Maybe it was the Holy Thursday Mass that stirred something in me. My husband and I went to a liturgy where they had a Eucharistic procession outside of the Church to the place of repose accompanied by a Taizé-style meditation: “pray with me, remain with me.” These words echoed. They weren’t just Christ’s plea to the apostles in Gethsemane—they felt like a call to me in my own frantic life.
Philippe talks about the illusion of control being one of the major sources of our anxiety, and how true freedom is found not in controlling circumstances, but in surrendering to God’s presence within them. That’s been hitting home lately, especially in a world that feels like it constantly demands our attention, our urgency, our panic. The irony is that it’s in those moments of rush and distraction that I lose sight of the very victory we just celebrated on Easter: Christ has conquered death. What, then, shall we fear?

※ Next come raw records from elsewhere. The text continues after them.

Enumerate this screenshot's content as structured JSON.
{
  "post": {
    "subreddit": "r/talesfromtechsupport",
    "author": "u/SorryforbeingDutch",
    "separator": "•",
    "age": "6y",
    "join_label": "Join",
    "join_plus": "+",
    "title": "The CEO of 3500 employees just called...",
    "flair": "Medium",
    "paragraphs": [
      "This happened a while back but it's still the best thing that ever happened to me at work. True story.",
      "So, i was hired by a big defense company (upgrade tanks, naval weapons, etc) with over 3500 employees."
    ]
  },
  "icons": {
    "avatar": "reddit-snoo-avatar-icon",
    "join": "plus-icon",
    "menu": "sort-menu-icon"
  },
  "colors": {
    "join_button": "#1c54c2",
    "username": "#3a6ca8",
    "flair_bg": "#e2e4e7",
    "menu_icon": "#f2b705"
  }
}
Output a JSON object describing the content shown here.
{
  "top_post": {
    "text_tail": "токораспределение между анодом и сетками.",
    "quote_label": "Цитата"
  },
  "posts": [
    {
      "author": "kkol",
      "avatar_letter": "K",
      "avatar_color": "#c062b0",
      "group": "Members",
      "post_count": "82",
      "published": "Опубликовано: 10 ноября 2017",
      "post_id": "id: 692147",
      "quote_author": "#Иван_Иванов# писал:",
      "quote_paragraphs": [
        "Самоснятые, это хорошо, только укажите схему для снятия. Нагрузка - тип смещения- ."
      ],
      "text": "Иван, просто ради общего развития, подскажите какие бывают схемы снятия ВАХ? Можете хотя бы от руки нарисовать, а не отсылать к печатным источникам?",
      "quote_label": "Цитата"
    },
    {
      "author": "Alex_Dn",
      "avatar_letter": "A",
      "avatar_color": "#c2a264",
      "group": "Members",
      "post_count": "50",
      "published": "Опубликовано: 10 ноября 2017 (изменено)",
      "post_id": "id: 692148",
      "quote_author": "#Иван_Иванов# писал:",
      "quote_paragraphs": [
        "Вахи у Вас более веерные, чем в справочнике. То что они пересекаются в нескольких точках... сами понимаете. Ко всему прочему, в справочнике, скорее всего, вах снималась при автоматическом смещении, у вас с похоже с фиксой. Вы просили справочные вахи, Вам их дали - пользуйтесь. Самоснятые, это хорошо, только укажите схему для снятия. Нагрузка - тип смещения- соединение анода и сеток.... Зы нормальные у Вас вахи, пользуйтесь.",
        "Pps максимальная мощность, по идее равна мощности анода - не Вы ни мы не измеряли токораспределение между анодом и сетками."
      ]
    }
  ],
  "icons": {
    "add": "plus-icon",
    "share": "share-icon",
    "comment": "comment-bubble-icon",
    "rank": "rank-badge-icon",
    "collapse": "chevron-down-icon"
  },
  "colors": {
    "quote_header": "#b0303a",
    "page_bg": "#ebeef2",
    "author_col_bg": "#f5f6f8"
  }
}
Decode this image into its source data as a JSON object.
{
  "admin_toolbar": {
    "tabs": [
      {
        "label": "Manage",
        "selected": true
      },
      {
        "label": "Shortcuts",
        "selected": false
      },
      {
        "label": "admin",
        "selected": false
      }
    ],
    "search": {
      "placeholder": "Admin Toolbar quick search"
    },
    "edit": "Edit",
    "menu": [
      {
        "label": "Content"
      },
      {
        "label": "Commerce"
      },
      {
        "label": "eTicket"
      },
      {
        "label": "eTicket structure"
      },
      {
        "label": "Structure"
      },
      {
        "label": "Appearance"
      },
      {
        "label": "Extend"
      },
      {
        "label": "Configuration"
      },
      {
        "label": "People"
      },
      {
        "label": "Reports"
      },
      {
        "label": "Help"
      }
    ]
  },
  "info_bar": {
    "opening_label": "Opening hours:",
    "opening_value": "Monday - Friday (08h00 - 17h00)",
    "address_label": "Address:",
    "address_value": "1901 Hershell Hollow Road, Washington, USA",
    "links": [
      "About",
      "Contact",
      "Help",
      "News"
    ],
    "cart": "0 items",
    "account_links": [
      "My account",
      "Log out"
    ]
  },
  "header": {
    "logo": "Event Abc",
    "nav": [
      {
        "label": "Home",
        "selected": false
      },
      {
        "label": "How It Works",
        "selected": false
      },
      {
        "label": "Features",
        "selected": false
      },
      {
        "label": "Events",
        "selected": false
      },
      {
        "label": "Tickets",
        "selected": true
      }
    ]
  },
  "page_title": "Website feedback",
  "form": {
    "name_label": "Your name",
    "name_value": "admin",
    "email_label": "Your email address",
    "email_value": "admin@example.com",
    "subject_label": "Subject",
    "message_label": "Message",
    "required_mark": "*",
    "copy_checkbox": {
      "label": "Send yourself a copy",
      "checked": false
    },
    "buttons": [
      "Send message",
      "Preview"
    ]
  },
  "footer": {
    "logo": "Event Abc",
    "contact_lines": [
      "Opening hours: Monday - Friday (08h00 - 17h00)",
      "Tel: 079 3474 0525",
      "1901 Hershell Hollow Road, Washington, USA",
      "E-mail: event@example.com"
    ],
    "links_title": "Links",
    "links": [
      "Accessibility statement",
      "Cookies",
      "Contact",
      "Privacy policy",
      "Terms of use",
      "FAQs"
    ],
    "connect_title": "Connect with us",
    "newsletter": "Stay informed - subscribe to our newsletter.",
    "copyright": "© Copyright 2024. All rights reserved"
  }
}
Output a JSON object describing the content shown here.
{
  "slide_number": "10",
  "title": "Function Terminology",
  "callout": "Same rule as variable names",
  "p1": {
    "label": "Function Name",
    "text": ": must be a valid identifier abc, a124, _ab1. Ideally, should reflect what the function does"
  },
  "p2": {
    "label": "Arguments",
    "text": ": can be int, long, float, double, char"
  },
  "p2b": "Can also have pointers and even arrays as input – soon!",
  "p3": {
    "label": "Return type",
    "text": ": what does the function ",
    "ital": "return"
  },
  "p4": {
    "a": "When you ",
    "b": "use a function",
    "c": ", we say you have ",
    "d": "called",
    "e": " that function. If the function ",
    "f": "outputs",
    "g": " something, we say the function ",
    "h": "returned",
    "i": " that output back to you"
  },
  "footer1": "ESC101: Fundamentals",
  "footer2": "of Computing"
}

This Easter was also marked by the death of Pope Francis—a shepherd who led with humility and insisted on mercy over ideology. His death has reminded many of us of the fragility of life, and yet, that death does not have the final word.
So what does it mean to keep singing Alleluia—with our lives?
For me, it means remembering that freedom doesn’t come from perfect schedules, idealized Lent plans, or having a “quiet time” that finally feels profound. It comes in the quiet trust of the moment: a whispered “yes” in the chaos, a pause to be still, a heart that remains with Christ even when the world tries to pull it in a thousand directions.
As we move through the Easter season, maybe the real challenge—the real gift—is this: to remain. To carry that first Alleluia forward into ordinary time. To accept the kind of interior freedom that knows even death, even loss, even uncertainty cannot defeat us. Because He is risen. And that changes everything.